As Montessori children progress through the math curriculum, the materials become increasingly abstract. The difference in weight and dimension of the Golden Beads is replaced by a difference in color, then by materials that require students move their fingers in simple patterns to find answers to addition, subtraction, multiplication and division equations.
When a child in a Montessori School masters a mathematical concept, he will often continue working uninterrupted, setting aside the learning material that had been an aid to development. The shift is barely noticeable, but hugely significant. For the child, a fundamental mathematical concept exists within him. He can complete mathematical operations with the same ease he demonstrates as he ties his shoes, or buttons his shirt, or prepares his table for lunch.
The Story Rug
Observing in my own primary classroom a year ago, I overheard a conversation between children that at first confused me, but still delights me. Three five-year olds were working with Golden Beads independently. Their work had just begun. One of the boys reminded his friend to get the story rug.

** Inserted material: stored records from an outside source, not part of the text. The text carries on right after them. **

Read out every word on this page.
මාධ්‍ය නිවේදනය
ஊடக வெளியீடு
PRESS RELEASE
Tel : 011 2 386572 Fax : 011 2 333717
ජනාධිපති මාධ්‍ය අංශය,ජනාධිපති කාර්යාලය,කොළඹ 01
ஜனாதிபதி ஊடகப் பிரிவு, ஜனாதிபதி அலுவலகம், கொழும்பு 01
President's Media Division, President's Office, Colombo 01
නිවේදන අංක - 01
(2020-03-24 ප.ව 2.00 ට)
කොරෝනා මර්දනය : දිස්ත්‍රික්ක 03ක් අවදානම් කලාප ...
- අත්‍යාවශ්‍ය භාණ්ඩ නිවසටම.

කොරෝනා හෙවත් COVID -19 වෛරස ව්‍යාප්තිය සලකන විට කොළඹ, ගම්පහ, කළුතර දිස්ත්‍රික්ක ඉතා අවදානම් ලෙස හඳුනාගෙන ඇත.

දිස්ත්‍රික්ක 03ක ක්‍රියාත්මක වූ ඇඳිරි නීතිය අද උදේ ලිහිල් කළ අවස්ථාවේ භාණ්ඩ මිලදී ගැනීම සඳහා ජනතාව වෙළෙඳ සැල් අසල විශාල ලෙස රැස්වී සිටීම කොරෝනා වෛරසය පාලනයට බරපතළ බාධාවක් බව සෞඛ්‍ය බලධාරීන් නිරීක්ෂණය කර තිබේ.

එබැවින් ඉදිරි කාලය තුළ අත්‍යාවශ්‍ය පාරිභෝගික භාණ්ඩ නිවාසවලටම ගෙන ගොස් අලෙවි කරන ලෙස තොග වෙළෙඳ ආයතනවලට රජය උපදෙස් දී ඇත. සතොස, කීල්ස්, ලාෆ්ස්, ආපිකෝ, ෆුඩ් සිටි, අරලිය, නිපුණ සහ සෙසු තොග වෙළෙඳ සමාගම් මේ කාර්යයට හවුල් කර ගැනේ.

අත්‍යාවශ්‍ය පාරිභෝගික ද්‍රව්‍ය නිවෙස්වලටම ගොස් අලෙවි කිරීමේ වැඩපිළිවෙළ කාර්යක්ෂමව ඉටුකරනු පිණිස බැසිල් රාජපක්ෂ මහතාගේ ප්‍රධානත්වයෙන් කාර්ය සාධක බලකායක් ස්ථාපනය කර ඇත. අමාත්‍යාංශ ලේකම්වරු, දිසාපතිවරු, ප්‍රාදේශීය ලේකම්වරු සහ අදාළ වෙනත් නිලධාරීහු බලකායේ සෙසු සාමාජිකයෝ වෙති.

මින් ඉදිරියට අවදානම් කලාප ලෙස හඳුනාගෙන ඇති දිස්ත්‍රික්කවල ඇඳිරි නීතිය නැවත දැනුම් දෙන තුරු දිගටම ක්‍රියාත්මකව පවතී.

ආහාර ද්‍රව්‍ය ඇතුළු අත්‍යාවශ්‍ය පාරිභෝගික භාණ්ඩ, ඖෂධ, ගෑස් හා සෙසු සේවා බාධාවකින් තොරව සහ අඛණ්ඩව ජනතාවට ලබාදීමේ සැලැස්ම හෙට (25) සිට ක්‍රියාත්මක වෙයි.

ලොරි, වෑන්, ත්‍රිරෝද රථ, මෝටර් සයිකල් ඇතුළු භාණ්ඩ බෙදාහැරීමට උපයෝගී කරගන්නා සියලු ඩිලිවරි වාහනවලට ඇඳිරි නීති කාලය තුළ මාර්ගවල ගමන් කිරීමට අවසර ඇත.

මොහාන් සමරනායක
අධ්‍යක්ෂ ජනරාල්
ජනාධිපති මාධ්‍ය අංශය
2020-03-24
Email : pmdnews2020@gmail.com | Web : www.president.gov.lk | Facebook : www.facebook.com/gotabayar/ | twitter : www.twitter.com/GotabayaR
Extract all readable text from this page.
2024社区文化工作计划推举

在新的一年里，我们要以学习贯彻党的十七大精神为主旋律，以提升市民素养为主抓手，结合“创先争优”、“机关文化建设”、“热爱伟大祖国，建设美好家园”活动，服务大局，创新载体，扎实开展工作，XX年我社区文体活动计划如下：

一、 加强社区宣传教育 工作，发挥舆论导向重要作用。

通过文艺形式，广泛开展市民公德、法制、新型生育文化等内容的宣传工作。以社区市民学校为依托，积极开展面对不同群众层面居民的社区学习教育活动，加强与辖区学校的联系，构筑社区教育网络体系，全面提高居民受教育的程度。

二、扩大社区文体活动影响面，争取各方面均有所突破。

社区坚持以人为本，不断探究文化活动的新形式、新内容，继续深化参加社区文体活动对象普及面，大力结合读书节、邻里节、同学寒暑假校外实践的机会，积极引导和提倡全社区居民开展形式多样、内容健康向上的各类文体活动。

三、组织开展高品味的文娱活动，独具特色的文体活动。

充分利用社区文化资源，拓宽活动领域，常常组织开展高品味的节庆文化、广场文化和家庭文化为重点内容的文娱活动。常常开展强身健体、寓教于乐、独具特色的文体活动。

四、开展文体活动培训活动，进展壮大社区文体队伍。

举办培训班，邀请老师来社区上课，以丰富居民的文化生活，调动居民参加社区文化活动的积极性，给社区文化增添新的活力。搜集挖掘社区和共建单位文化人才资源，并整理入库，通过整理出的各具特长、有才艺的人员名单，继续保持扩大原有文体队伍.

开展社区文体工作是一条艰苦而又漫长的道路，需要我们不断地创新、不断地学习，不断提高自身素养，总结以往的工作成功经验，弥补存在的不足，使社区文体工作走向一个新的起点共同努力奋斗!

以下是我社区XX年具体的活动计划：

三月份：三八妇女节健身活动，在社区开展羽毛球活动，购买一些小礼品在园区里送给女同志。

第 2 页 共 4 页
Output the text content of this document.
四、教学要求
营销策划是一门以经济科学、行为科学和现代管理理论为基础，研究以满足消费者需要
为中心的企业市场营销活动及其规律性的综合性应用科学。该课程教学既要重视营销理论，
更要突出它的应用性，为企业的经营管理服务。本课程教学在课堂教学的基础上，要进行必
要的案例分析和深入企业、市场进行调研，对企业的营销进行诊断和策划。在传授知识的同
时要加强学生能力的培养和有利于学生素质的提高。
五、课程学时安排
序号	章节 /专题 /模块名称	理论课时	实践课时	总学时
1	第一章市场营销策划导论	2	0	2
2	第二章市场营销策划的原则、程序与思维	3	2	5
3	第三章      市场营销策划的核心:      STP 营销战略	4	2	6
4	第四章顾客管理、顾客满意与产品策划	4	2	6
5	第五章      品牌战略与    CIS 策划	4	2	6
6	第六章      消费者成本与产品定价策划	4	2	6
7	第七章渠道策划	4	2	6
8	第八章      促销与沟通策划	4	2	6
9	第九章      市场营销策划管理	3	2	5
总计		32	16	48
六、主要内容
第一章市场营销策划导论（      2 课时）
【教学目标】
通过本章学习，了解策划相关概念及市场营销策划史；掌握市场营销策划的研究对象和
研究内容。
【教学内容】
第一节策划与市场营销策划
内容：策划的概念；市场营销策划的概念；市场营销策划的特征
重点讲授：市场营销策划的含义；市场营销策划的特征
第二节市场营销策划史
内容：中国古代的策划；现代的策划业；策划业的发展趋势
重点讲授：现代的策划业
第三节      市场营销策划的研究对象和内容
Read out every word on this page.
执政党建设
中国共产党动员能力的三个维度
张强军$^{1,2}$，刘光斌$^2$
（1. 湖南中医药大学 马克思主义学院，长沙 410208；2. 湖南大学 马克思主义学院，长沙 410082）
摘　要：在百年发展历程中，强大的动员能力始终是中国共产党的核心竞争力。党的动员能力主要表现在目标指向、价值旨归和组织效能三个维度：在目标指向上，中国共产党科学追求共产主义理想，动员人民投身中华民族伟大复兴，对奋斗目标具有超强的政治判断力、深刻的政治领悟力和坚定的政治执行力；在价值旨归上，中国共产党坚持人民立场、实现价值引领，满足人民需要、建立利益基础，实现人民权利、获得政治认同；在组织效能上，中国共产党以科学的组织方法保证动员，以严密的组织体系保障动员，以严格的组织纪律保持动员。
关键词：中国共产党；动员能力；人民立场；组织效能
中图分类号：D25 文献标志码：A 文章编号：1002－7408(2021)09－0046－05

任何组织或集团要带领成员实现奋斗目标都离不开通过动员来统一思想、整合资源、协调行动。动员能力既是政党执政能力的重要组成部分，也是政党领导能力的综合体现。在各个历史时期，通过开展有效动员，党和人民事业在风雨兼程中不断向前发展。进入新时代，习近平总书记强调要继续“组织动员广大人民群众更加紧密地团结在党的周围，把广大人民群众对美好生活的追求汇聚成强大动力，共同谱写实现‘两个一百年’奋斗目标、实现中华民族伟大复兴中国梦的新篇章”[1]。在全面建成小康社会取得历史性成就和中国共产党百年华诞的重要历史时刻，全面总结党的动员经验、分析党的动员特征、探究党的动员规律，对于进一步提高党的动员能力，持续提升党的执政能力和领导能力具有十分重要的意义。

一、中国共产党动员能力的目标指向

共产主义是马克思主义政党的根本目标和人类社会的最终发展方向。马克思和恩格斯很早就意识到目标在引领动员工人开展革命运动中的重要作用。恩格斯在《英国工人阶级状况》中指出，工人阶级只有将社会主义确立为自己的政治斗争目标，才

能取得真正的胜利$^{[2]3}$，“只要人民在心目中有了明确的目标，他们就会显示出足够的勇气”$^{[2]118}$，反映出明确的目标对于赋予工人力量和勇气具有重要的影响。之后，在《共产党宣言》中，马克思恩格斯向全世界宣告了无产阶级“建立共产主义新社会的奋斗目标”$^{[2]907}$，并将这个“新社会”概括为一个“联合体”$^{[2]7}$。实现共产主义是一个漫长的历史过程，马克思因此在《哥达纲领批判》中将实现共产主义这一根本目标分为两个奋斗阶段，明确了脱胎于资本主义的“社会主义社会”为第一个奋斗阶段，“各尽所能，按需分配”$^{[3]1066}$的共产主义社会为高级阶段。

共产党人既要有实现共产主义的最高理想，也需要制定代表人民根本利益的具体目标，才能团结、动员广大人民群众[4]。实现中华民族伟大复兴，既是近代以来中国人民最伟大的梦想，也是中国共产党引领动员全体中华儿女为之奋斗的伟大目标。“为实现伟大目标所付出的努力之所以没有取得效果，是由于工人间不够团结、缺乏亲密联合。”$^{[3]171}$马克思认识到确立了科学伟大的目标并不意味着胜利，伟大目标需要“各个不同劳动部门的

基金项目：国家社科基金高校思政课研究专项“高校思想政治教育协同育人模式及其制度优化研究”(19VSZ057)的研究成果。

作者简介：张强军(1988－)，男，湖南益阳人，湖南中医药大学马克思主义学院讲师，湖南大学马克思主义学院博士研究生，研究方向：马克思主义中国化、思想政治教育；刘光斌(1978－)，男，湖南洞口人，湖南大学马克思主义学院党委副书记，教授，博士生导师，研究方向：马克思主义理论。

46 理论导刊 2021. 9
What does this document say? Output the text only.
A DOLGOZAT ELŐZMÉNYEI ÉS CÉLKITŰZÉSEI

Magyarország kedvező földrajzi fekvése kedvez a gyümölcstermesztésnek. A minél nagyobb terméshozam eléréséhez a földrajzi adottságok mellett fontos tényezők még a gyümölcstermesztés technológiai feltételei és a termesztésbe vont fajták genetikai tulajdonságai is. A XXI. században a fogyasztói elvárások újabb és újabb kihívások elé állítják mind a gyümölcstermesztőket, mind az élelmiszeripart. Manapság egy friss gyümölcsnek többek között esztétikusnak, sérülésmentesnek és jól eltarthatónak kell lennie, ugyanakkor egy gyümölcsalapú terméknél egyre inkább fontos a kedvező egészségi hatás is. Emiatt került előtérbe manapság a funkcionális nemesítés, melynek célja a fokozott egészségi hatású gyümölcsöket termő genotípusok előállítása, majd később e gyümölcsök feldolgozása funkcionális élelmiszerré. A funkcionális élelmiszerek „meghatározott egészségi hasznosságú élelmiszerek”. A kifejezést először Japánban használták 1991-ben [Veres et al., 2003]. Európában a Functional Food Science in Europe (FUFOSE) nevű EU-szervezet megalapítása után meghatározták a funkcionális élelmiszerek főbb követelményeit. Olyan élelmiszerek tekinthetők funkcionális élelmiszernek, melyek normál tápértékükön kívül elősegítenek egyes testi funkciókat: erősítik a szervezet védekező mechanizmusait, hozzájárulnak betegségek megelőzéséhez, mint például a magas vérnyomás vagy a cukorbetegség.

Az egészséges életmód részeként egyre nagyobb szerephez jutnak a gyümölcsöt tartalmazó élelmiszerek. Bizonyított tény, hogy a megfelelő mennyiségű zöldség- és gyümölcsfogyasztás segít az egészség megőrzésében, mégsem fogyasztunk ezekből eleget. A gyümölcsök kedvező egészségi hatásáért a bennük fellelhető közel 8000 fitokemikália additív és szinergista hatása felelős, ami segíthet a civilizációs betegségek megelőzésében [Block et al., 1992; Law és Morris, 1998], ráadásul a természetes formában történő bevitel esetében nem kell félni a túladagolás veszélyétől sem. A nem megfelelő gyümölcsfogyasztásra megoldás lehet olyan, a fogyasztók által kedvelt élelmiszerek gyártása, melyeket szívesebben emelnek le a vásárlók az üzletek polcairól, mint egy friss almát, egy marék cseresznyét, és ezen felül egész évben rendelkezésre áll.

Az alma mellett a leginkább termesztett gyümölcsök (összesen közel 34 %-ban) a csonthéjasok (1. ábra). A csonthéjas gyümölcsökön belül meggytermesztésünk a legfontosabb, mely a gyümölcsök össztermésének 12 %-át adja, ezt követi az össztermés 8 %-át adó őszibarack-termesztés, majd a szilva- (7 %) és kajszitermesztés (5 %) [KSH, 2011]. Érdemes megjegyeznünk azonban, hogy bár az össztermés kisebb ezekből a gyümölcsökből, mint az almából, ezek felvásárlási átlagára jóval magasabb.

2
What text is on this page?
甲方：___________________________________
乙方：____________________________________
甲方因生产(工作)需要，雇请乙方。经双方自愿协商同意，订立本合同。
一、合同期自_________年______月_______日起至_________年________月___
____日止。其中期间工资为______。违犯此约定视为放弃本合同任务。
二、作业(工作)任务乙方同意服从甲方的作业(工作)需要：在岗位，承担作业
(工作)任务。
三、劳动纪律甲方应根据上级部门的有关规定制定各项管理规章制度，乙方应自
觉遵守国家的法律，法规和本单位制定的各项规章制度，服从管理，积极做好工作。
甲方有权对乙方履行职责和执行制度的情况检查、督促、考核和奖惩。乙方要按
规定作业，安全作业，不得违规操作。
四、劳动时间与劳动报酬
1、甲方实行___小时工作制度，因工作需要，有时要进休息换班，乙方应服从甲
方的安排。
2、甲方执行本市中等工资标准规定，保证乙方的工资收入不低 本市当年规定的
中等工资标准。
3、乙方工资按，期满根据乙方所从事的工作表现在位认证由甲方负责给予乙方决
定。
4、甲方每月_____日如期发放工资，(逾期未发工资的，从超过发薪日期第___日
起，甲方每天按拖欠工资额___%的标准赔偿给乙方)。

“I’ve already got it out. It’s right here,” his friend said, pointing to the empty rug at his feet.
Although it was my classroom, I did not know what a “story rug” was. As I watched, I understood that the children were referring to the place where they would organize their final equation. The story rug is the spot where they would discover an answer to their equation and read it aloud together. For these children, mathematical operations were tangible and, most remarkably, stories to be enjoyed with friends.
In Maria Montessori: Her Life and Work, biographer E.M. Standing writes that Montessori compared a child’s passage to abstraction to the flight of an airplane. Technology has changed flight it several ways, but the metaphor endures. Children do need a long running start, firmly connected to the earth, and increasing in speed as their knowledge and understanding grows. Children do still launch into abstraction with apparent ease, but only after they have independently achieved the speed and strength they need to fly.